Progression-free (PFS) (a) and overall (OS) (b) survival among 84 patients with either positive or negative DLBCL bone marrow involvement confirmed by bone marrow biopsy. Significant differences were observed in both PFS (P = 0.006) and OS (P = 0.02). PFS (c) and OS (d) in positive and negative DLBCL bone marrow involvement cases confirmed by PET/CT scan among 84 patients. No significant difference was observed in either PFS (P = 0.20) or OS (P = 0.28)
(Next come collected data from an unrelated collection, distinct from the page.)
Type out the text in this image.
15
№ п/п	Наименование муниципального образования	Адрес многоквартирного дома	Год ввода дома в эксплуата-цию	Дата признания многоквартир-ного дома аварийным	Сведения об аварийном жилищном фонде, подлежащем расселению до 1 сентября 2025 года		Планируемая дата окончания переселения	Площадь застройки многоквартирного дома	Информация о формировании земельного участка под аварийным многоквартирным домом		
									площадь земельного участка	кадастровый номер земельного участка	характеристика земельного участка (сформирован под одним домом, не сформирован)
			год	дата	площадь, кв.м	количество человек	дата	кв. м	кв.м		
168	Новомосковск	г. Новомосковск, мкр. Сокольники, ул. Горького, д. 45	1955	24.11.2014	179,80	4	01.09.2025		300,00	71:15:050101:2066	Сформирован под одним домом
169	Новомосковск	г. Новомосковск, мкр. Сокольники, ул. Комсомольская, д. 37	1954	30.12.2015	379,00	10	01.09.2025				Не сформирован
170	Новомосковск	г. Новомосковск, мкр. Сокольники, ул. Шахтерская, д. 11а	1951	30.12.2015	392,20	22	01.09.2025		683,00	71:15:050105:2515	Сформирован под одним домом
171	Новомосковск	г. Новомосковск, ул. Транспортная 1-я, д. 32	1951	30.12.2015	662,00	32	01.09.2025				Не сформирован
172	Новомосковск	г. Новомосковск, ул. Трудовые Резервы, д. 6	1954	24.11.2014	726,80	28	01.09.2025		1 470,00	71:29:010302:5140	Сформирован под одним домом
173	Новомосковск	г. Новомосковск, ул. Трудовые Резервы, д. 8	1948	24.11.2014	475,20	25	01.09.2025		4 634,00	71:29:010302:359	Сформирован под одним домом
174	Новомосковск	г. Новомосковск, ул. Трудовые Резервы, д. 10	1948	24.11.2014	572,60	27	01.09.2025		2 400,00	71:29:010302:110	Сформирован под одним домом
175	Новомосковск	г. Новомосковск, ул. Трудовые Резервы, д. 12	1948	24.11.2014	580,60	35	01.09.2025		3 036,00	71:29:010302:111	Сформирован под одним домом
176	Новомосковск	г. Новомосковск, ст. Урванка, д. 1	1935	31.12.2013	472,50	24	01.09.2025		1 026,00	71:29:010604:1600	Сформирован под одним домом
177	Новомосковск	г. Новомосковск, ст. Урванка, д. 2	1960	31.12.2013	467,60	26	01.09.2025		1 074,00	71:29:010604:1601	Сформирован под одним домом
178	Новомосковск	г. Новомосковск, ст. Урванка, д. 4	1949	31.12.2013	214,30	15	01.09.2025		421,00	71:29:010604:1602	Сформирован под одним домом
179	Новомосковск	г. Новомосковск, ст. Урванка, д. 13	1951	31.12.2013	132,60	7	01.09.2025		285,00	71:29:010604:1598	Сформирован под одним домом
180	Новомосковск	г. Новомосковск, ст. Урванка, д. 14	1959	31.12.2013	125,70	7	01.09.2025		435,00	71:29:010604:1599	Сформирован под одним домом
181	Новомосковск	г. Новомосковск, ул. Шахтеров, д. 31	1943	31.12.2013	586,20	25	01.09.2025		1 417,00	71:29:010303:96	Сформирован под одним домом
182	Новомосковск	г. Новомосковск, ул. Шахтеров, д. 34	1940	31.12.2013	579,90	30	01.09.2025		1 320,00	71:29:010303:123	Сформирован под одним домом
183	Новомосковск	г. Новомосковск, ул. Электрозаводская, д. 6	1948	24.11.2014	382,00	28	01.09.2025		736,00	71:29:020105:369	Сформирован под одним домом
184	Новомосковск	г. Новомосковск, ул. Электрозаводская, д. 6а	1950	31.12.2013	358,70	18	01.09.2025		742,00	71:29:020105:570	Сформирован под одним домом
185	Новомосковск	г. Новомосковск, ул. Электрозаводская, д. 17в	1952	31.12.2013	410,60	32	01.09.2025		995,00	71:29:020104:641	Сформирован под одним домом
Progression-free (PFS) (a) and overall (OS) (b) survival in positive and negative cases of DLBCL bone marrow involvement confirmed by bone marrow biopsy among 16 patients with PET/CT-positive findings. Significant differences were observed in both PFS (P = 0.03) and OS (P = 0.04). PFS (c) and OS (d) in positive and negative cases of DLBCL bone marrow involvement confirmed by bone marrow biopsy among 68 patients with PET/CT-negative findings. No significant difference was observed in either PFS (P = 0.13) or OS (P = 0.23)
Discussion
In assessing BMI in patients with DLBCL as part of a staging procedure, this study compared PET/CT and unilateral BMB. Bilateral BMB in DLBCL patients has been suggested as ineffective [8], while unilateral BMB is considered sufficient as an assessment method. Flow cytometry of the bone marrow aspirate is a useful method for assessing BMI, in particular, in cases involving a small number of lymphoma cells [9, 10]. However, both positive [11] and negative [12] impact of flow cytometry on prognosis has been associated with BMB-negative findings. The role of flow cytometry requires further research; however, differences in methodology such as antibody series and gating might limit uniform evaluation of associated findings, even in cases where flow cytometry is used to complement BMB-based diagnosis of BMI. In our study, all the 61 patients with BMB-negative findings showed flow cytometry-negative results, while 10 of 21 patients with BMB-positive findings showed flow cytometry positive results (supplemental Table 2). This might also show the indispensability of BMB in the staging procedure in DLBCL. Although previous studies have associated specific cytogenetic abnormalities and findings from interphase fluorescence in situ hybridization of bone marrow aspirates with worse prognosis [13], these parameters should be assessed at diagnostic sites such as lymph node. It might be difficult to diagnose lymphoma cell presence in bone marrow aspirates by microscopy from cases with very small numbers of lymphoma cells.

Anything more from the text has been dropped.